As mentioned above, nab-paclitaxel alone demonstrated moderate clinical efficacy in the present study. However, combination therapy with CBDCA showed high clinical efficacy, with a DCR of 100% and a median OS of 10.6 months. Although the patient backgrounds differed between the monotherapy and combination therapy groups, these findings are consistent with those of previous studies on paclitaxel for relapsed SCLC, where paclitaxel monotherapy resulted in an RR of 24% to 29% and a median OS of 3.3 to 5.8 months,[8,10] and combination therapy with paclitaxel and CBDCA resulted in an RR of 25% to 79% and a median OS of 7.0 to 7.8 months.[11,23] Although direct comparisons are difficult, we believe that paclitaxel regimens could be more effective when combined with CBDCA. Moreover, a preclinical study has suggested that paclitaxel interacts synergistically with CBDCA.[24] Therefore, when paclitaxel or nab-paclitaxel regimens are selected for SCLC, combination with CBDCA is recommended when the general condition of patients is good, such as PS 0 to 1 at a young age.

The total rate of severe adverse events (grade 3 or 4) was low in the present study, and all adverse events were manageable. In particular, pneumonitis and acute exacerbation of ILD were not observed, despite the inclusion of 8 patients with comorbid pulmonary disease. These findings suggest that nab-paclitaxel regimens are well-tolerated. The frequency of severe neutropenia (grade 3 or 4) was higher in the combination therapy group, although it was resolved after treatment in all patients.
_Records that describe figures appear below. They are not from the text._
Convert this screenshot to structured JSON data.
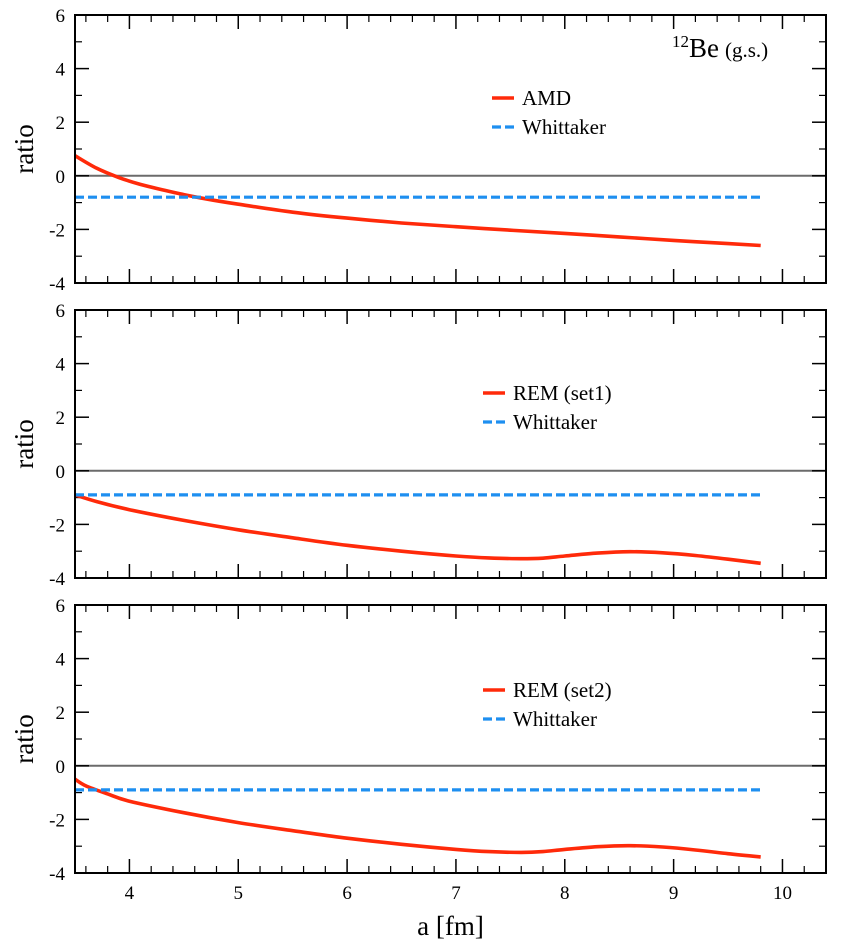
{
  "chart_data": [
    {
      "type": "line",
      "ylabel": "ratio",
      "xlim": [
        3.5,
        10.4
      ],
      "ylim": [
        -4,
        6
      ],
      "xticks": [
        4,
        5,
        6,
        7,
        8,
        9,
        10
      ],
      "yticks": [
        -4,
        -2,
        0,
        2,
        4,
        6
      ],
      "ytick_labels": [
        "-4",
        "-2",
        "0",
        "2",
        "4",
        "6"
      ],
      "show_xtick_labels": false,
      "annotation": {
        "mass_number": "12",
        "nucleus": "Be",
        "state": "(g.s.)"
      },
      "series": [
        {
          "name": "AMD",
          "color": "#ff2a0a",
          "style": "solid",
          "x": [
            3.5,
            3.7,
            3.9,
            4.1,
            4.3,
            4.5,
            4.7,
            5.0,
            5.5,
            6.0,
            6.5,
            7.0,
            7.5,
            8.0,
            8.5,
            9.0,
            9.5,
            9.8
          ],
          "y": [
            0.75,
            0.28,
            -0.06,
            -0.32,
            -0.52,
            -0.7,
            -0.86,
            -1.06,
            -1.36,
            -1.58,
            -1.76,
            -1.9,
            -2.03,
            -2.15,
            -2.28,
            -2.41,
            -2.53,
            -2.6
          ]
        },
        {
          "name": "Whittaker",
          "color": "#1e8ff0",
          "style": "dashed",
          "x": [
            3.5,
            9.8
          ],
          "y": [
            -0.8,
            -0.8
          ]
        }
      ]
    },
    {
      "type": "line",
      "ylabel": "ratio",
      "xlim": [
        3.5,
        10.4
      ],
      "ylim": [
        -4,
        6
      ],
      "xticks": [
        4,
        5,
        6,
        7,
        8,
        9,
        10
      ],
      "yticks": [
        -4,
        -2,
        0,
        2,
        4,
        6
      ],
      "ytick_labels": [
        "-4",
        "-2",
        "0",
        "2",
        "4",
        "6"
      ],
      "show_xtick_labels": false,
      "series": [
        {
          "name": "REM (set1)",
          "color": "#ff2a0a",
          "style": "solid",
          "x": [
            3.5,
            3.7,
            4.0,
            4.5,
            5.0,
            5.5,
            6.0,
            6.5,
            7.0,
            7.3,
            7.6,
            7.8,
            8.0,
            8.3,
            8.6,
            8.9,
            9.2,
            9.5,
            9.8
          ],
          "y": [
            -0.9,
            -1.15,
            -1.45,
            -1.85,
            -2.2,
            -2.5,
            -2.78,
            -3.0,
            -3.18,
            -3.25,
            -3.28,
            -3.26,
            -3.18,
            -3.07,
            -3.02,
            -3.06,
            -3.16,
            -3.3,
            -3.45
          ]
        },
        {
          "name": "Whittaker",
          "color": "#1e8ff0",
          "style": "dashed",
          "x": [
            3.5,
            9.8
          ],
          "y": [
            -0.9,
            -0.9
          ]
        }
      ]
    },
    {
      "type": "line",
      "ylabel": "ratio",
      "xlabel": "a [fm]",
      "xlim": [
        3.5,
        10.4
      ],
      "ylim": [
        -4,
        6
      ],
      "xticks": [
        4,
        5,
        6,
        7,
        8,
        9,
        10
      ],
      "yticks": [
        -4,
        -2,
        0,
        2,
        4,
        6
      ],
      "ytick_labels": [
        "-4",
        "-2",
        "0",
        "2",
        "4",
        "6"
      ],
      "show_xtick_labels": true,
      "series": [
        {
          "name": "REM (set2)",
          "color": "#ff2a0a",
          "style": "solid",
          "x": [
            3.5,
            3.6,
            3.8,
            4.0,
            4.5,
            5.0,
            5.5,
            6.0,
            6.5,
            7.0,
            7.3,
            7.6,
            7.8,
            8.0,
            8.3,
            8.6,
            8.9,
            9.2,
            9.5,
            9.8
          ],
          "y": [
            -0.5,
            -0.75,
            -1.05,
            -1.32,
            -1.75,
            -2.12,
            -2.42,
            -2.7,
            -2.93,
            -3.12,
            -3.2,
            -3.23,
            -3.2,
            -3.12,
            -3.02,
            -2.98,
            -3.03,
            -3.14,
            -3.28,
            -3.4
          ]
        },
        {
          "name": "Whittaker",
          "color": "#1e8ff0",
          "style": "dashed",
          "x": [
            3.5,
            9.8
          ],
          "y": [
            -0.9,
            -0.9
          ]
        }
      ]
    }
  ]
}
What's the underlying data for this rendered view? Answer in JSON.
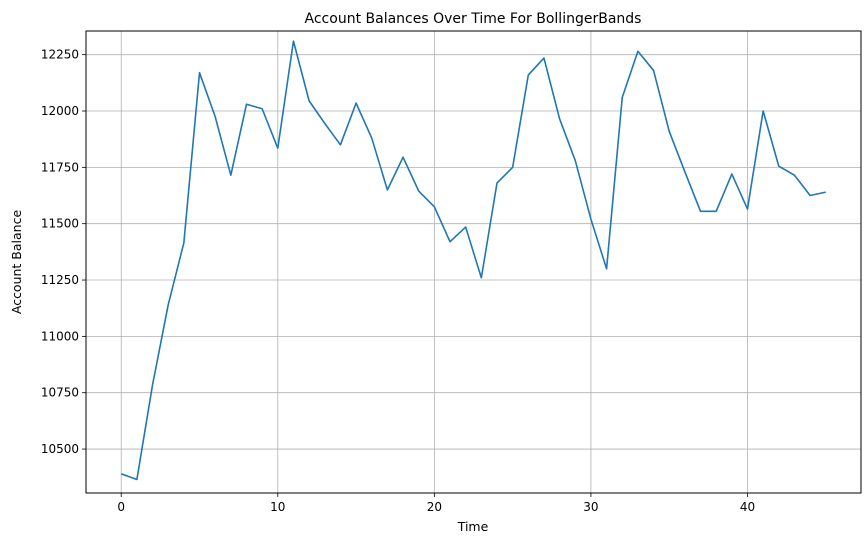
{
  "chart_data": {
    "type": "line",
    "title": "Account Balances Over Time For BollingerBands",
    "xlabel": "Time",
    "ylabel": "Account Balance",
    "xlim": [
      -2.25,
      47.25
    ],
    "ylim": [
      10305,
      12355
    ],
    "xticks": [
      0,
      10,
      20,
      30,
      40
    ],
    "yticks": [
      10500,
      10750,
      11000,
      11250,
      11500,
      11750,
      12000,
      12250
    ],
    "grid": true,
    "series": [
      {
        "color": "#1f77b4",
        "x": [
          0,
          1,
          2,
          3,
          4,
          5,
          6,
          7,
          8,
          9,
          10,
          11,
          12,
          13,
          14,
          15,
          16,
          17,
          18,
          19,
          20,
          21,
          22,
          23,
          24,
          25,
          26,
          27,
          28,
          29,
          30,
          31,
          32,
          33,
          34,
          35,
          36,
          37,
          38,
          39,
          40,
          41,
          42,
          43,
          44,
          45
        ],
        "values": [
          10390,
          10365,
          10785,
          11140,
          11415,
          12170,
          11975,
          11715,
          12030,
          12010,
          11835,
          12310,
          12045,
          11945,
          11850,
          12035,
          11880,
          11650,
          11795,
          11645,
          11575,
          11420,
          11485,
          11260,
          11680,
          11750,
          12160,
          12235,
          11965,
          11780,
          11520,
          11300,
          12060,
          12265,
          12180,
          11910,
          11730,
          11555,
          11555,
          11720,
          11565,
          12000,
          11755,
          11715,
          11625,
          11640
        ]
      }
    ]
  }
}
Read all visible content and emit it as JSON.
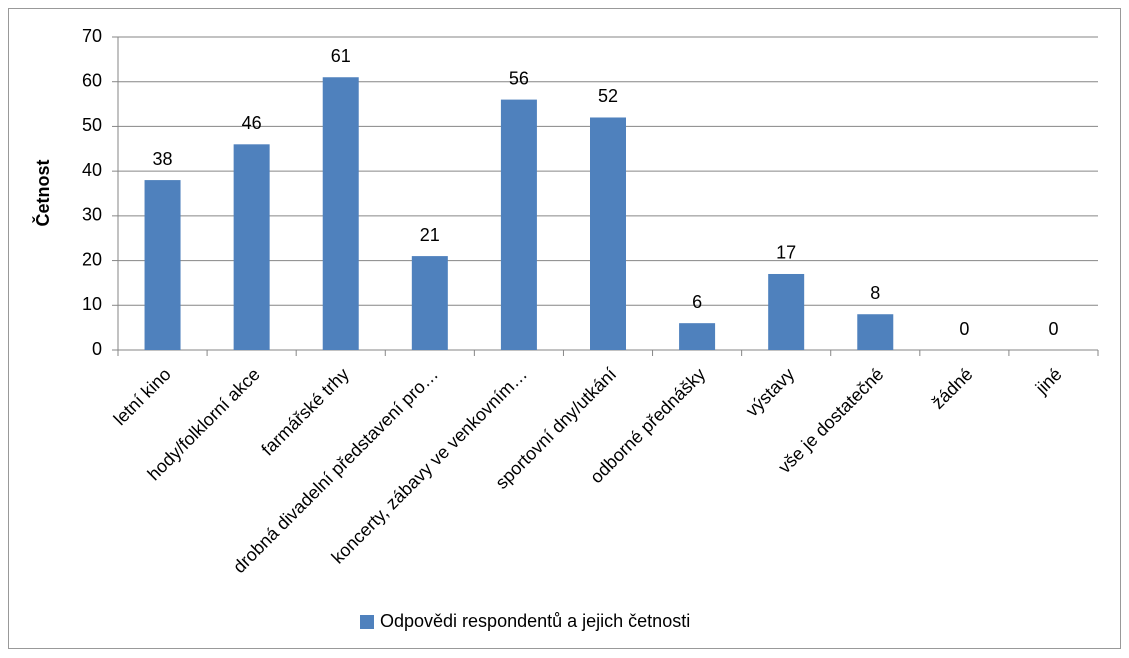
{
  "chart_data": {
    "type": "bar",
    "y_label": "Četnost",
    "categories": [
      "letní kino",
      "hody/folklorní akce",
      "farmářské trhy",
      "drobná divadelní představení pro…",
      "koncerty, zábavy ve venkovním…",
      "sportovní dny/utkání",
      "odborné přednášky",
      "výstavy",
      "vše je dostatečné",
      "žádné",
      "jiné"
    ],
    "series": [
      {
        "name": "Odpovědi respondentů a jejich četnosti",
        "color": "#4f81bd",
        "values": [
          38,
          46,
          61,
          21,
          56,
          52,
          6,
          17,
          8,
          0,
          0
        ]
      }
    ],
    "ylim": [
      0,
      70
    ],
    "yticks": [
      0,
      10,
      20,
      30,
      40,
      50,
      60,
      70
    ],
    "grid": true,
    "legend": "bottom"
  }
}
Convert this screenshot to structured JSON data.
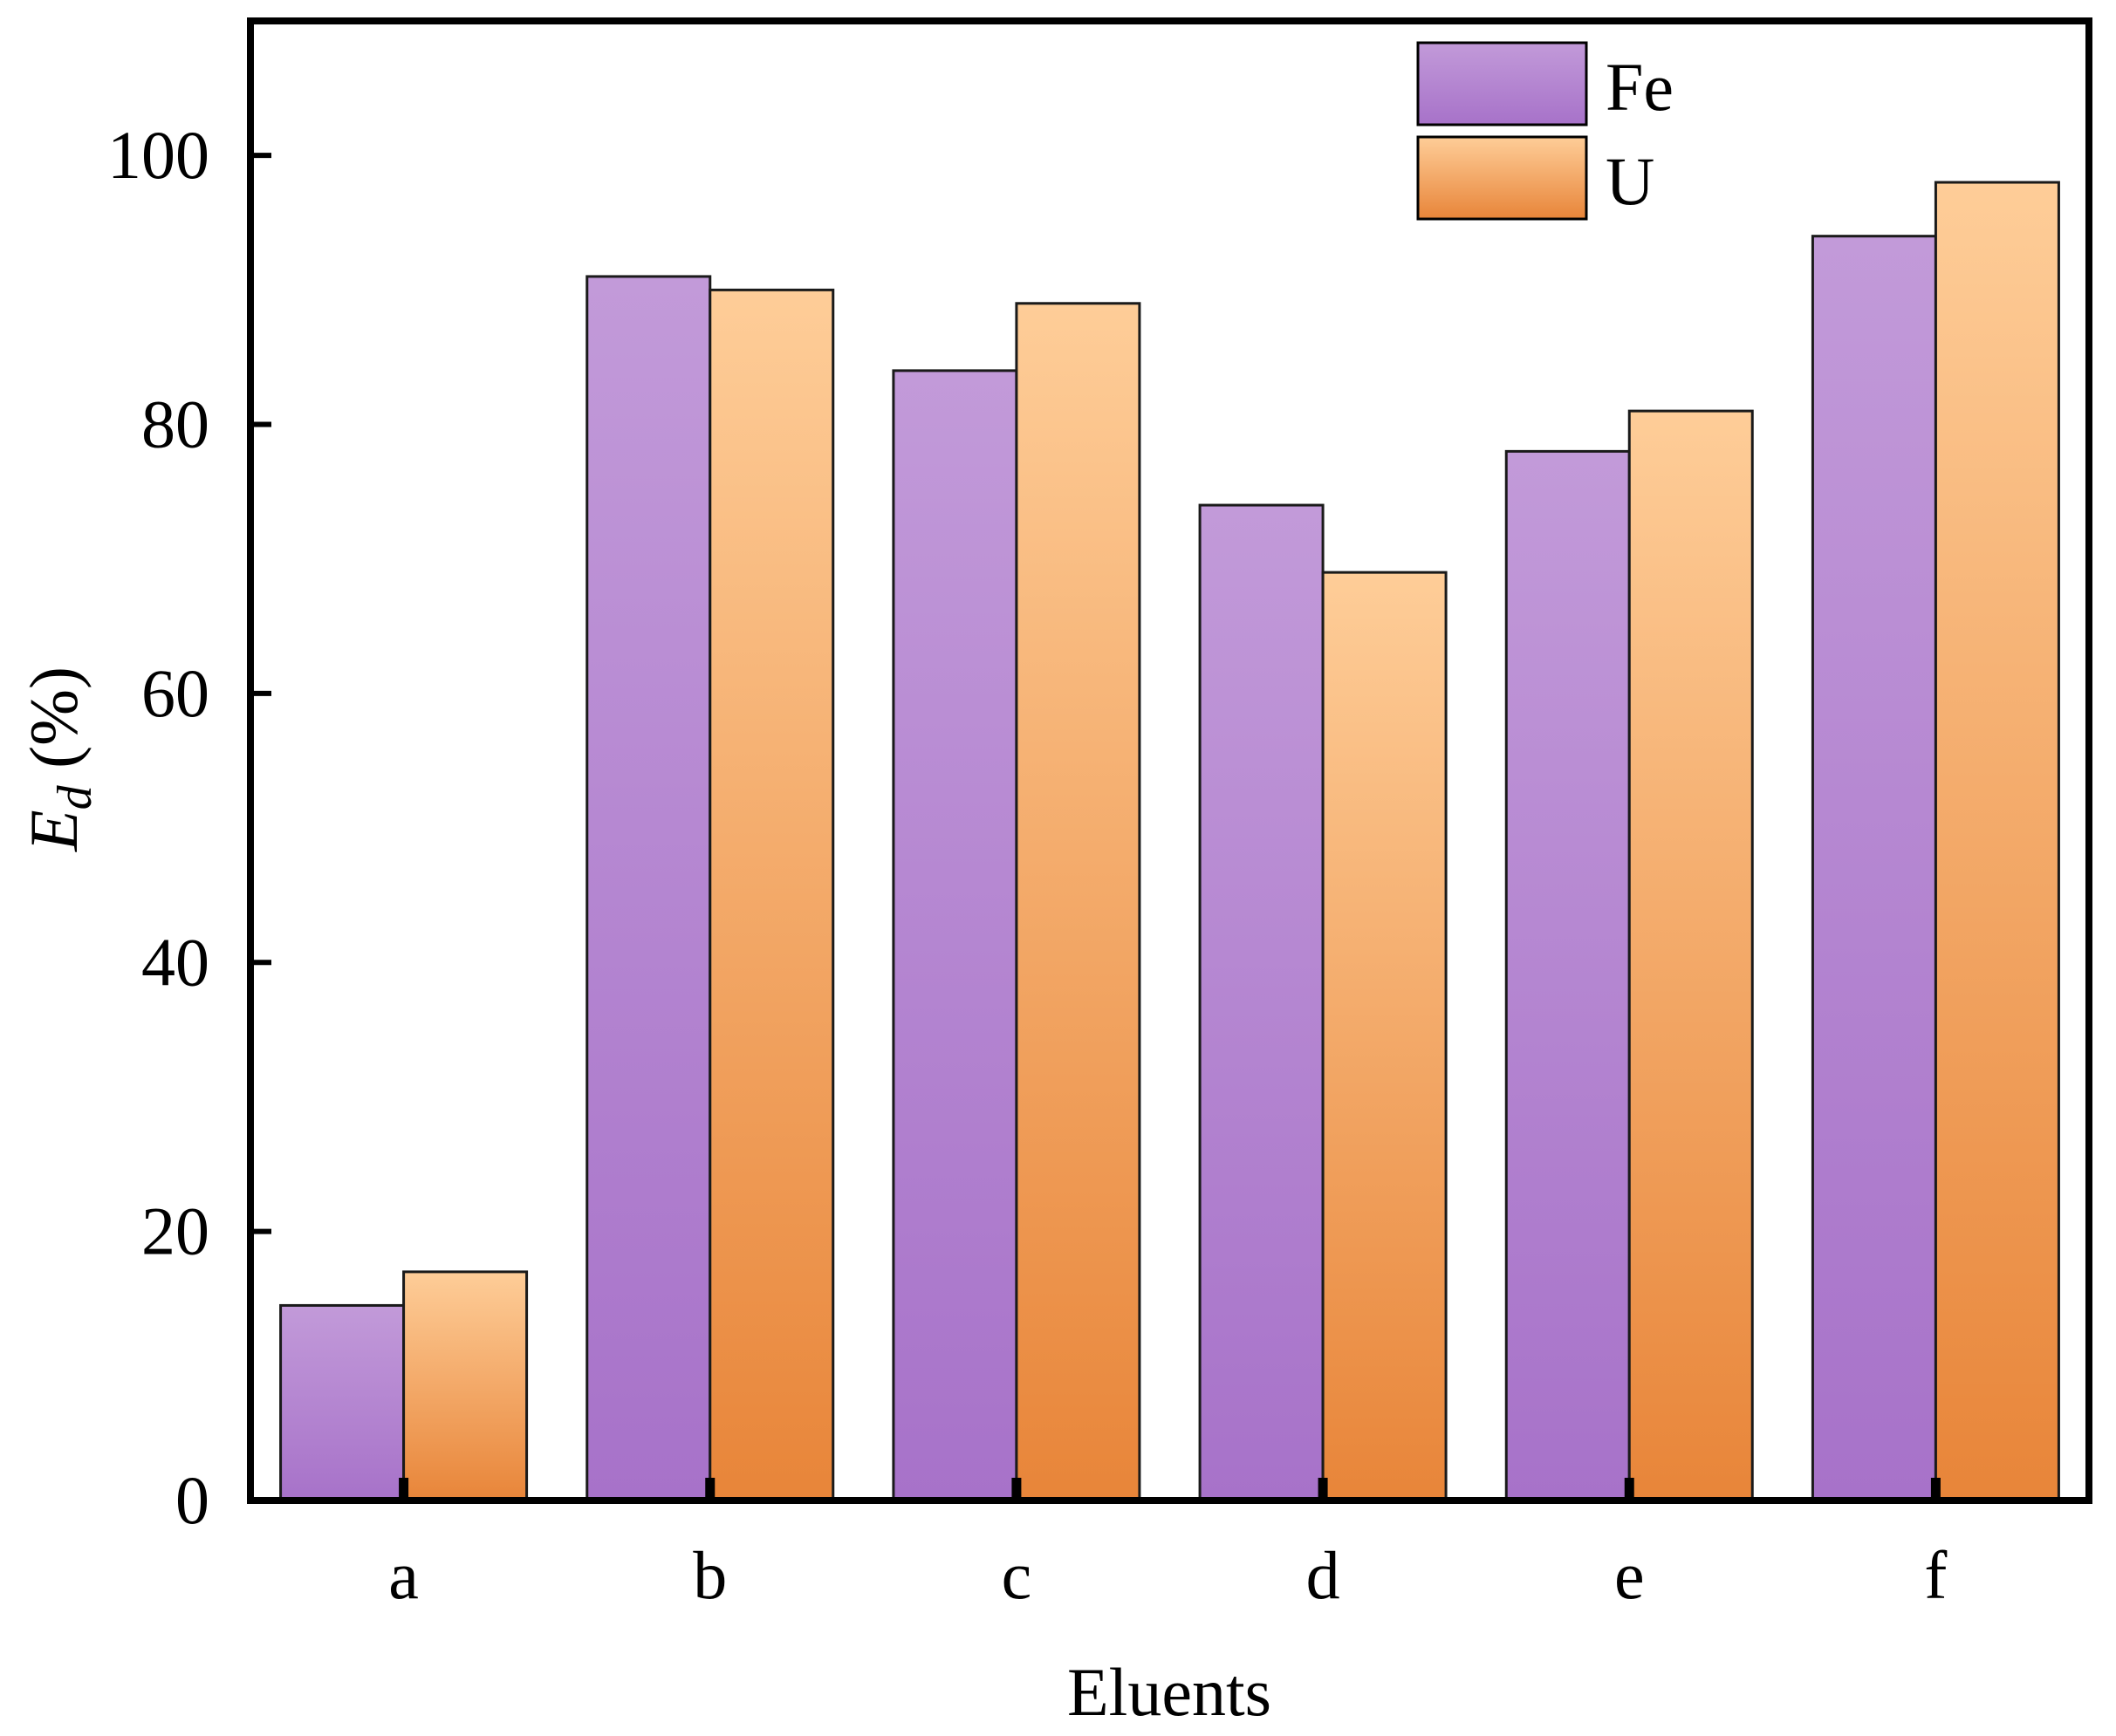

This result is consistent with that of previous studies on nab-paclitaxel for SCLC.[16,17] In a weekly paclitaxel monotherapy study, neuropathy was recorded for 12 of 21 patients (10 grade 1 or 2, two grade 3).[8] In another study of paclitaxel and CBDCA, neuropathy occurred in 60% to 72% patients.[11,23] In the present study, 6 of the 14 patients developed neuropathy, which was not severe in any patient. In previous studies as well, weekly nab-paclitaxel monotherapy and combination therapy with weekly nab-paclitaxel and CBDCA did not cause severe neuropathy.[16,17] Similar to NSCLC patients, SCLC patients develop lesser toxicity with nab-paclitaxel regimens than with paclitaxel regimens, because nab-paclitaxel is administered weekly, whereas paclitaxel is administered tri-weekly (CBDCA plus paclitaxel).

5. Conclusions

The results of our study suggest a moderate clinical efficacy for nab-paclitaxel chemotherapy regimens for relapsed SCLC, with an acceptable safety and tolerability profile. In particular, combination with CBDCA showed high clinical efficacy. However, because the frequency of neutropenia was higher in the combination therapy, it may be necessary to consider adjustment of the administration schedule (dose reduction or skip of day15, etc) from the start of treatment. Although there is an ongoing clinical trial of monotherapy,[25] other trials of schedule-adjusted combination therapy are also warranted to clarify the appropriate nab-paclitaxel regimen for relapsed SCLC.

Acknowledgments

The authors wish to thank all the study participants and their families.

Footnotes

Abbreviations: AUC = area under the curve, CBDCA = carboplatin, COPD = chronic obstructive pulmonary disease, CT = computed tomography, DCR = disease control rate, ECOGPS = Eastern Cooperative Oncology Group Performance Status, ED = extensive disease, ILD = interstitial lung disease, LD = limited disease, MRI = magnetic resonance imaging, Nab-paclitaxel = nanoparticle albumin-bound paclitaxel, NSCLC = nonsmall cell lung cancer, OS = overall survival, PFS = progression-free survival, RECIST = Response Evaluation Criteria in Solid Tumors, RR = response rate, SCLC = small cell lung cancer.

The authors report no conflicts of interest.